Make sure to learn and abide to Seneca's academic honesty policies. Not knowing a particular policy will never be accepted as a valid excuse.
Remember that, implicitly within every test, exam, and assignment you submit, you are stating that it contains your own work. The three most often scenarios of academic dishonesty are: using material obtained from the internet, using AI to generate your answers, and using material obtained from another student.

Evaluation

Item Qtd Marks
Workshops 8 5% (40%)
Midterm 1 15%
Final Exam 1 15%
Final Assignment 1 30%


Important Dates

Midterm Feb 19th
Final Exam March 26th
Final Project Apr 2nd, 9th, and 16th

Calendar

Week 01
Jan 8th

Welcome and Jupyter Notebooks

In this class students have an introduction to the course and its evaluation methods. Also, we will review the use of Jupyter Notebooks to perform basic data analysis.

Slides
Workshop 1 (5.0%)
Week 02
Jan 15th

Introduction to Apache Spark

In this class students have an introduction to Apache Spark's analytics engine for large-scale data processing and present its libraries. Also, we will discuss the concept of parallelism in computations.

Slides
Workshop 2 (5.0%)
Week 03
Jan 22nd

Working with Databricks: clusters, data, and notebooks

In this class students are introduced to the Databrics platform for data engineering using Apache Spark. We will cover how students can create accounts in this platform, as well as how to perform basic actions such as creating clusters, writing notebooks, uploading datasets, etc.

Slides
Workshop 3 (5.0%)
Week 04
Jan 29th

DataFrames and Schemas

In this class we will cover how to work with dataframes, Apache Spark's most widely used data abstraction. We will also introduce some basic methods that can be applied to dataframes.
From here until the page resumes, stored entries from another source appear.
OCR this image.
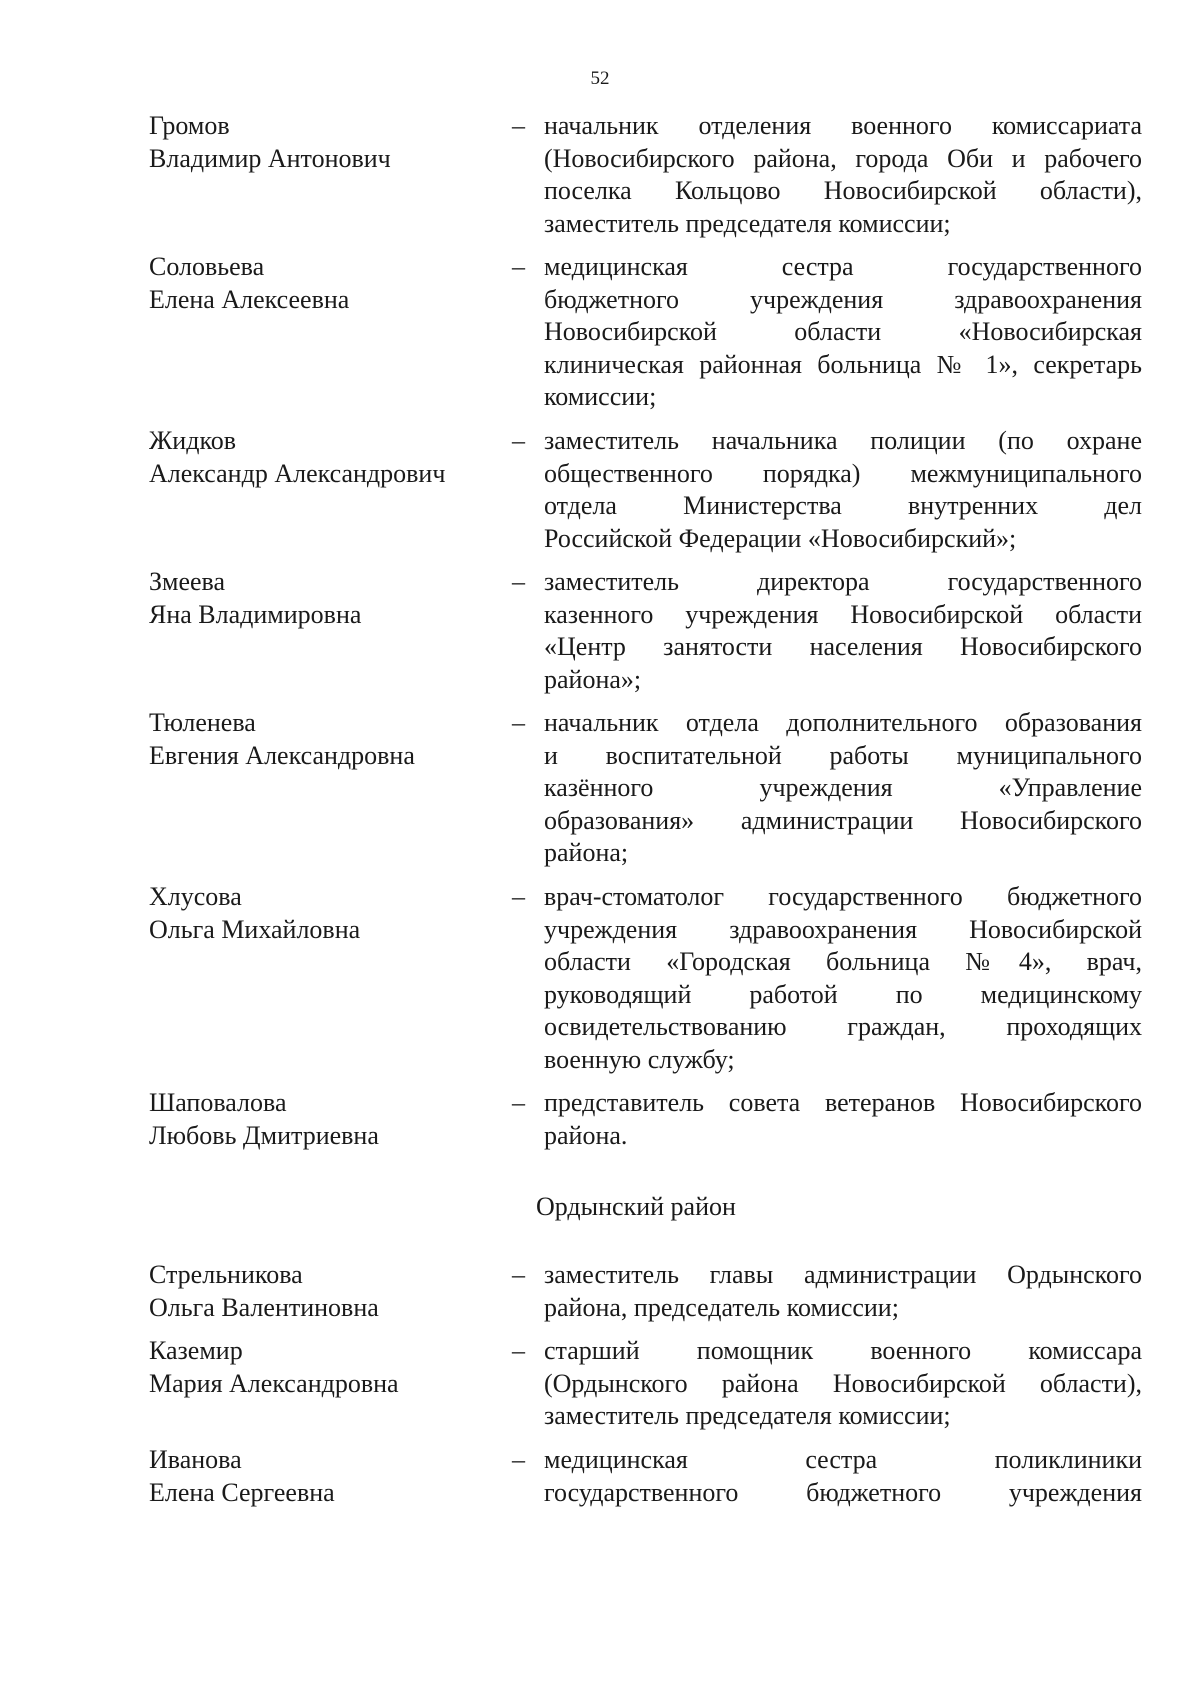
52
Громов
Владимир Антонович
– начальник отделения военного комиссариата
(Новосибирского района, города Оби и рабочего
поселка Кольцово Новосибирской области),
заместитель председателя комиссии;
Соловьева
Елена Алексеевна
– медицинская сестра государственного
бюджетного учреждения здравоохранения
Новосибирской области «Новосибирская
клиническая районная больница № 1», секретарь
комиссии;
Жидков
Александр Александрович
– заместитель начальника полиции (по охране
общественного порядка) межмуниципального
отдела Министерства внутренних дел
Российской Федерации «Новосибирский»;
Змеева
Яна Владимировна
– заместитель директора государственного
казенного учреждения Новосибирской области
«Центр занятости населения Новосибирского
района»;
Тюленева
Евгения Александровна
– начальник отдела дополнительного образования
и воспитательной работы муниципального
казённого учреждения «Управление
образования» администрации Новосибирского
района;
Хлусова
Ольга Михайловна
– врач-стоматолог государственного бюджетного
учреждения здравоохранения Новосибирской
области «Городская больница №4», врач,
руководящий работой по медицинскому
освидетельствованию граждан, проходящих
военную службу;
Шаповалова
Любовь Дмитриевна
– представитель совета ветеранов Новосибирского
района.
Ордынский район
Стрельникова
Ольга Валентиновна
– заместитель главы администрации Ордынского
района, председатель комиссии;
Каземир
Мария Александровна
– старший помощник военного комиссара
(Ордынского района Новосибирской области),
заместитель председателя комиссии;
Иванова
Елена Сергеевна
– медицинская сестра поликлиники
государственного бюджетного учреждения
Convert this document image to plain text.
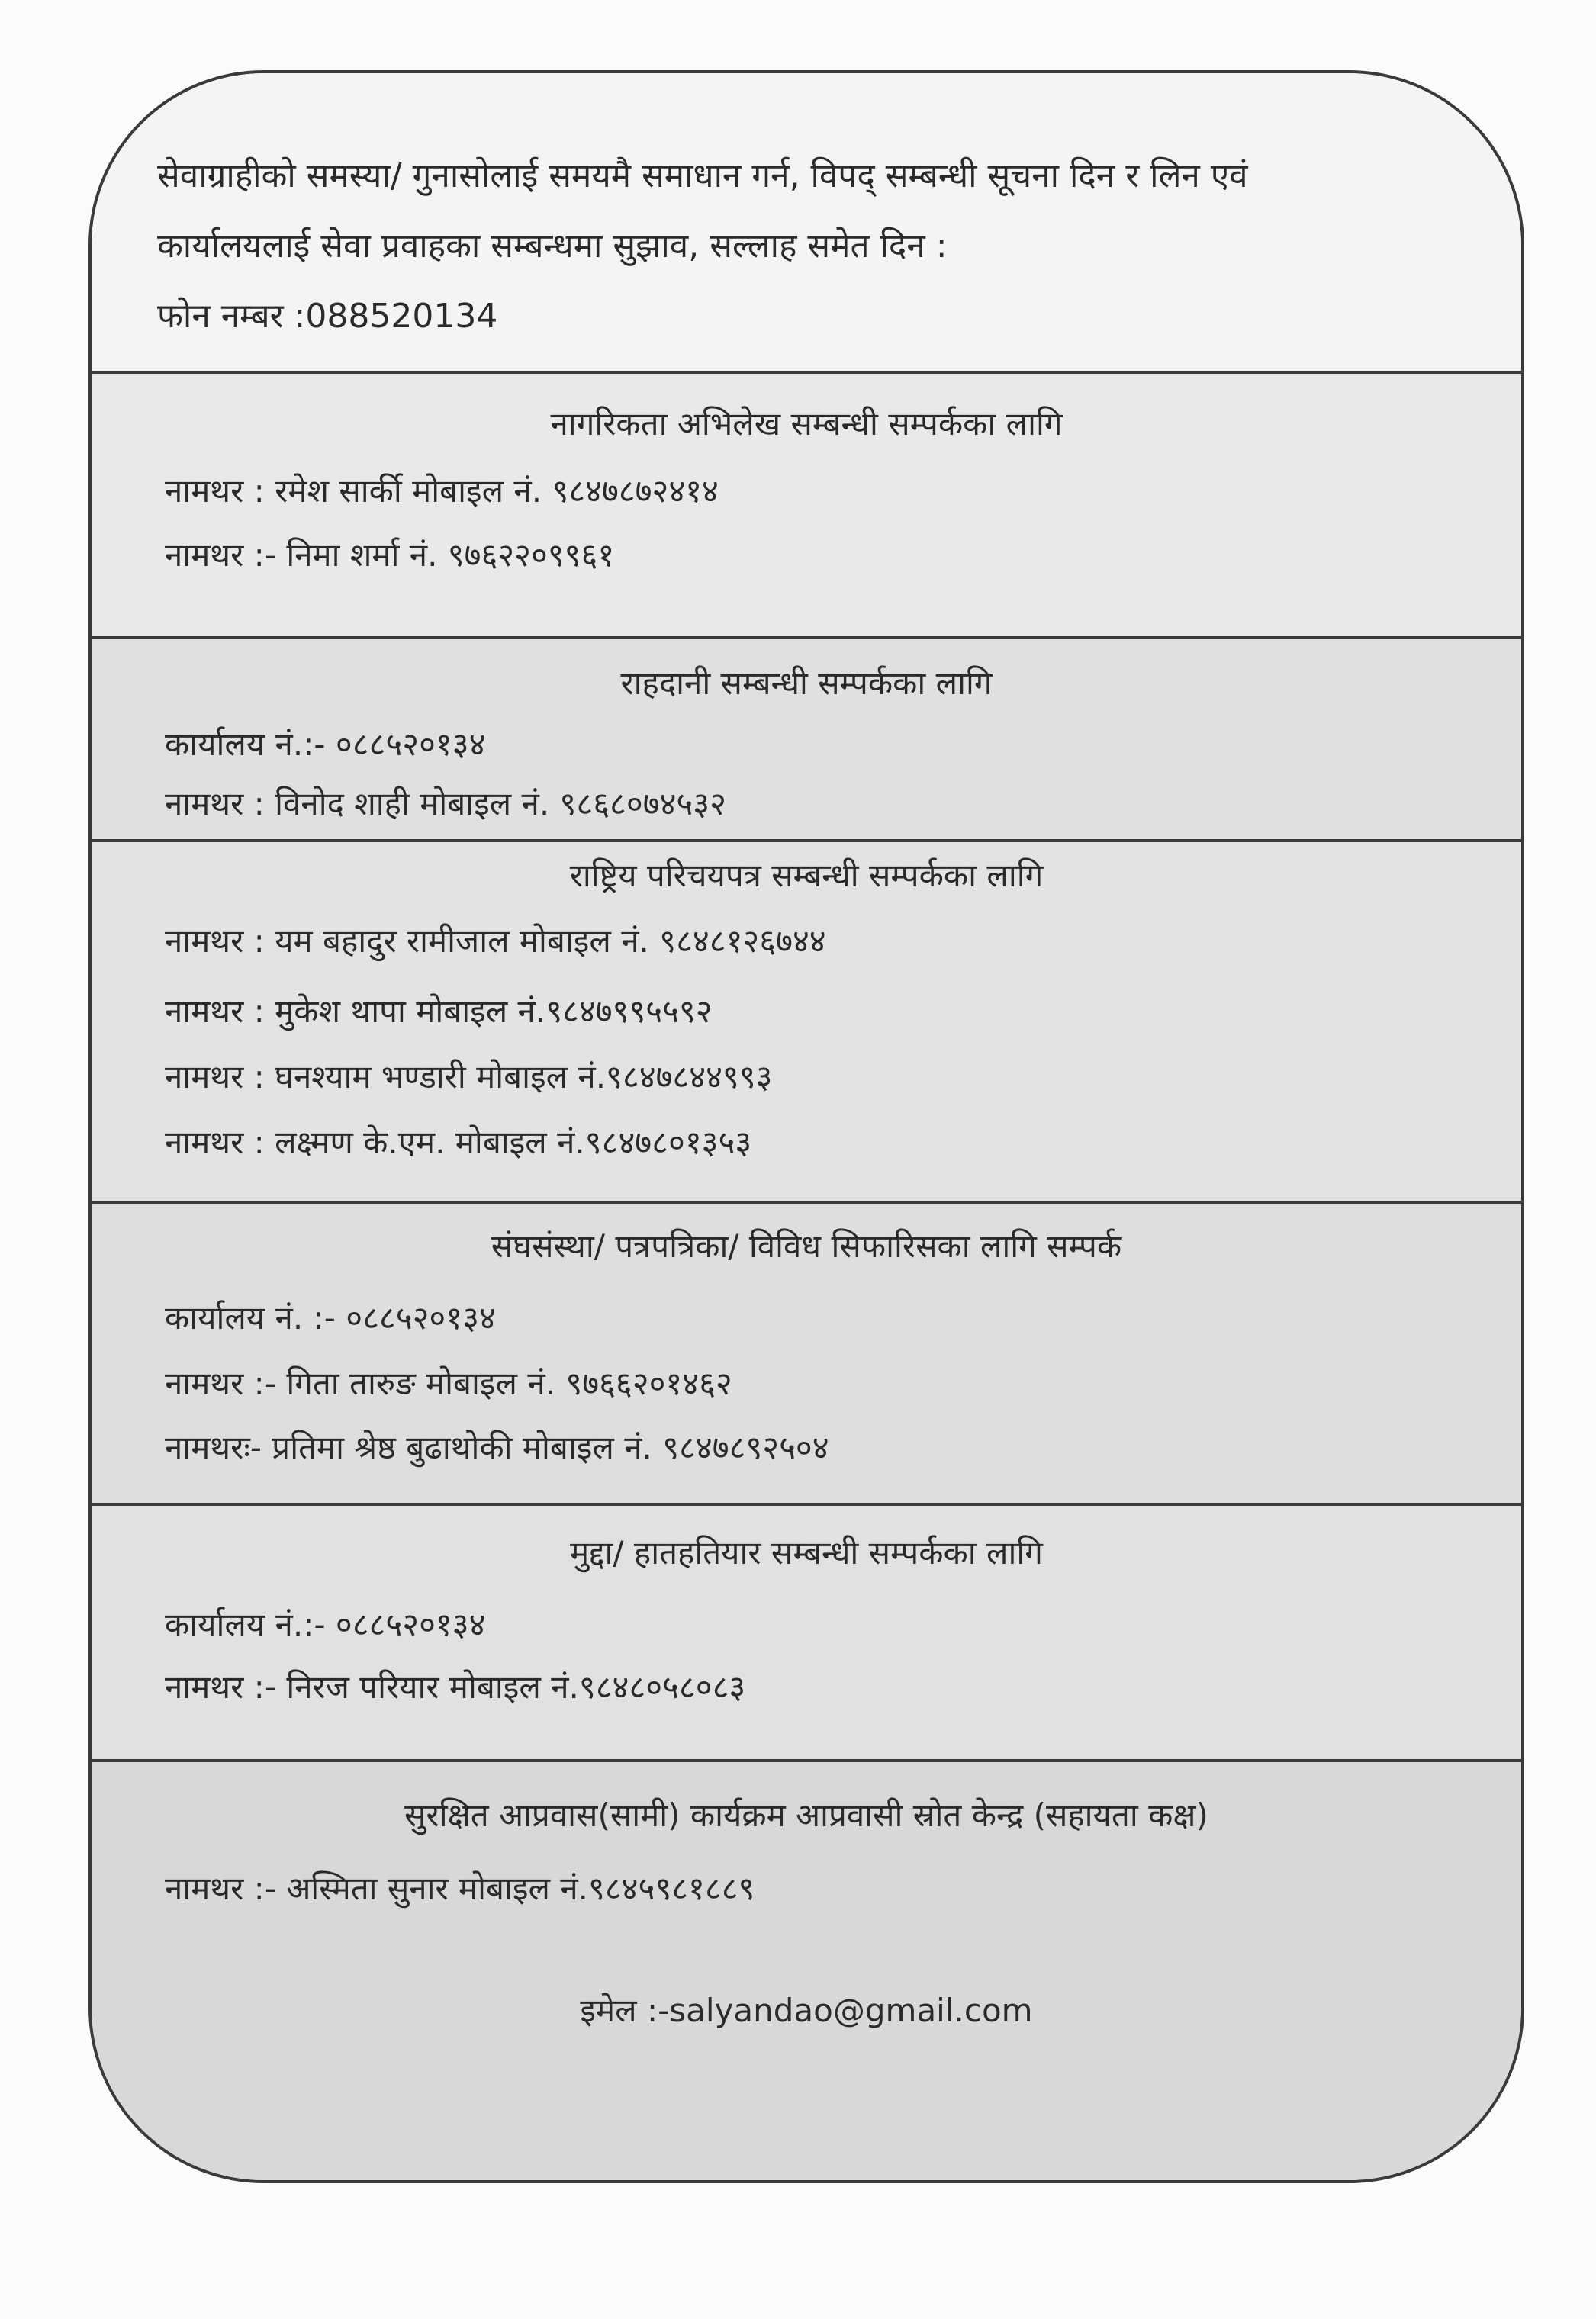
सेवाग्राहीको समस्या/ गुनासोलाई समयमै समाधान गर्न, विपद् सम्बन्धी सूचना दिन र लिन एवं
कार्यालयलाई सेवा प्रवाहका सम्बन्धमा सुझाव, सल्लाह समेत दिन :
फोन नम्बर :088520134
नागरिकता अभिलेख सम्बन्धी सम्पर्कका लागि
नामथर : रमेश सार्की मोबाइल नं. ९८४७८७२४१४
नामथर :- निमा शर्मा नं. ९७६२२०९९६१
राहदानी सम्बन्धी सम्पर्कका लागि
कार्यालय नं.:- ०८८५२०१३४
नामथर : विनोद शाही मोबाइल नं. ९८६८०७४५३२
राष्ट्रिय परिचयपत्र सम्बन्धी सम्पर्कका लागि
नामथर : यम बहादुर रामीजाल मोबाइल नं. ९८४८१२६७४४
नामथर : मुकेश थापा मोबाइल नं.९८४७९९५५९२
नामथर : घनश्याम भण्डारी मोबाइल नं.९८४७८४४९९३
नामथर : लक्ष्मण के.एम. मोबाइल नं.९८४७८०१३५३
संघसंस्था/ पत्रपत्रिका/ विविध सिफारिसका लागि सम्पर्क
कार्यालय नं. :- ०८८५२०१३४
नामथर :- गिता तारुङ मोबाइल नं. ९७६६२०१४६२
नामथरः- प्रतिमा श्रेष्ठ बुढाथोकी मोबाइल नं. ९८४७८९२५०४
मुद्दा/ हातहतियार सम्बन्धी सम्पर्कका लागि
कार्यालय नं.:- ०८८५२०१३४
नामथर :- निरज परियार मोबाइल नं.९८४८०५८०८३
सुरक्षित आप्रवास(सामी) कार्यक्रम आप्रवासी स्रोत केन्द्र (सहायता कक्ष)
नामथर :- अस्मिता सुनार मोबाइल नं.९८४५९८१८८९
इमेल :-salyandao@gmail.com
Finally, we will discuss how to provide a schema to a dataframe.

Slides
Workshop 4 (5.0%)
Week 05
Feb 5th

Columns and GroupBy

In this class we will cover column operations, including withColumn. We will also discuss the groupBy method to categorize rows of data.

Slides
Workshop 5 (5.0%)
Week 06
Feb 12th

Rows and Filtering

In this class we will cover basic operations to sanitize our dataset. Also, we will present filtering operations. Finally, we will discuss the when method applied in conjunction with withColumn

Slides
Workshop 6 (5.0%)
Week 07
Feb 19th

Midterm


Midterm (15%)
Week 08
Feb 24th - 28th

Study Week

Week 09
Mar 5th

Datetime Functions and Window Operations

In this class we will cover datetime functions that can be used to work with fields containing dates and times. Also, we will discuss Window operations that can be used to smooth data for presentation.

Slides
Workshop 7 (5.0%)
Week 10
Mar 12th

UDFs, Joins, RDDs, and other data formats

In this class we will cover User Defined Functions (UDFs). Also, we will discuss join operations. Finally, we will present RDDs.

Slides
Workshop 8 (5.0%)
Week 11
Mar 19th

Real-Time Data Analysis and Machine Learning with Spark

In this class we will cover JSON datasets and processing of real-time data (streaming) using Spark's Streaming Library.


Final Exam Review
Week 12
Mar 26th

Final Exam


Final Exam (15%)
Week 13
Apr 2nd

Final Project Presentations

During this week, students will present their projects.


Final Project - 30.0%
Week 14
Apr 9th

Final Project Presentations

During this week, students will present their projects.


Final Project 30.0%